Abstract:
The liver was suspended to expose the surgical field clearly. The greater omentum attached to the transverse colon was cut from middle to left until No.2 short gastric vessels. The left gastroepiploic vessels were isolated and cut off, and No.4sb lymph nodes were removed. Next, the dissection was continued rightward to the hepatic flexure to completely separate greater omentum and colon. Exposing the pancreatic head and duodenal bulb, the right gastroepiploic vessels were ligated. No.4d and No.6 lymph nodes were dissected. Then the pancreatic membrane was detached from right to left and bottom to up. Upper margin of the pancreas was exposed and the common hepatic artery was freed for the removal of No.8a and No.12a lymph nodes. Subsequently, the left gastric vessels were ligated, and the dissection was performed along the splenic artery to the left until the posterior gastric artery. No.7, No.9 and No.11 lymph nodes were dissected. Dissecting the region of lesser curvature and cutting the hepatogastric ligament, No.5 and No.12a lymph nodes were removed right after the ligation of right gastric vessels. After that, right phrenic angle and esophageal hiatus was exposed to dissect No.1 and No.3 lymph nodes.
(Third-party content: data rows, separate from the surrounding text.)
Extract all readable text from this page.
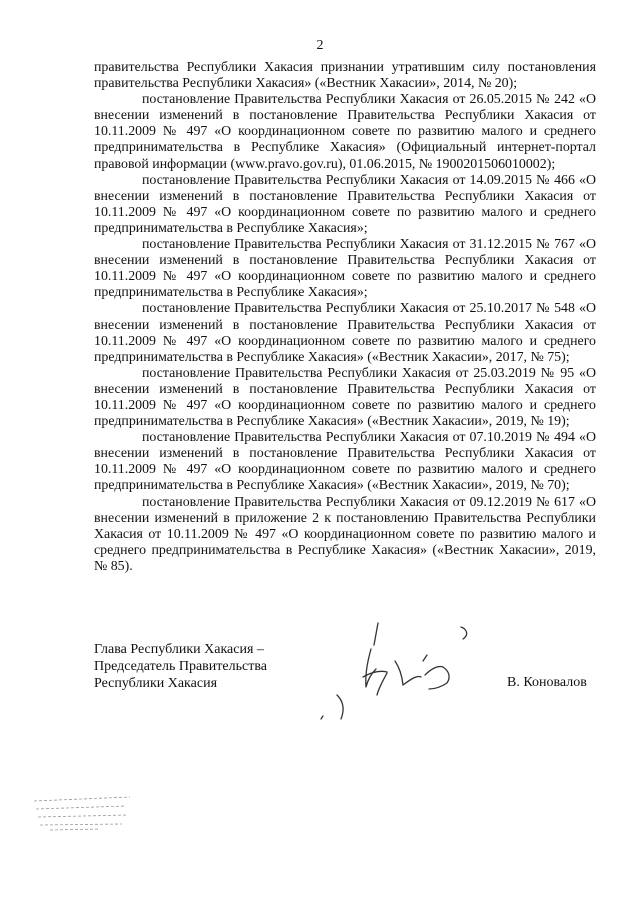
2

правительства Республики Хакасия признании утратившим силу постановления правительства Республики Хакасия» («Вестник Хакасии», 2014, № 20);

постановление Правительства Республики Хакасия от 26.05.2015 № 242 «О внесении изменений в постановление Правительства Республики Хакасия от 10.11.2009 № 497 «О координационном совете по развитию малого и среднего предпринимательства в Республике Хакасия» (Официальный интернет-портал правовой информации (www.pravo.gov.ru), 01.06.2015, № 1900201506010002);

постановление Правительства Республики Хакасия от 14.09.2015 № 466 «О внесении изменений в постановление Правительства Республики Хакасия от 10.11.2009 № 497 «О координационном совете по развитию малого и среднего предпринимательства в Республике Хакасия»;

постановление Правительства Республики Хакасия от 31.12.2015 № 767 «О внесении изменений в постановление Правительства Республики Хакасия от 10.11.2009 № 497 «О координационном совете по развитию малого и среднего предпринимательства в Республике Хакасия»;

постановление Правительства Республики Хакасия от 25.10.2017 № 548 «О внесении изменений в постановление Правительства Республики Хакасия от 10.11.2009 № 497 «О координационном совете по развитию малого и среднего предпринимательства в Республике Хакасия» («Вестник Хакасии», 2017, № 75);

постановление Правительства Республики Хакасия от 25.03.2019 № 95 «О внесении изменений в постановление Правительства Республики Хакасия от 10.11.2009 № 497 «О координационном совете по развитию малого и среднего предпринимательства в Республике Хакасия» («Вестник Хакасии», 2019, № 19);

постановление Правительства Республики Хакасия от 07.10.2019 № 494 «О внесении изменений в постановление Правительства Республики Хакасия от 10.11.2009 № 497 «О координационном совете по развитию малого и среднего предпринимательства в Республике Хакасия» («Вестник Хакасии», 2019, № 70);

постановление Правительства Республики Хакасия от 09.12.2019 № 617 «О внесении изменений в приложение 2 к постановлению Правительства Республики Хакасия от 10.11.2009 № 497 «О координационном совете по развитию малого и среднего предпринимательства в Республике Хакасия» («Вестник Хакасии», 2019, № 85).

Глава Республики Хакасия –
Председатель Правительства
Республики Хакасия	В. Коновалов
Finally, Billroth II anastomosis was performed by using liner stapler, and the common opening was stitched with barbed thread.
Key words:
Stomach neoplasms,
Laparoscopes,
Gastrectomy,
Lymph node excision
Juntian Chen, Xinxin Li, Aosi Xie. Radical gastrectomy for gastric antral cancer(D2) operation[J]. Chinese Journal of Operative Procedures of General Surgery(Electronic Edition), 2020, 14(06): 557-557.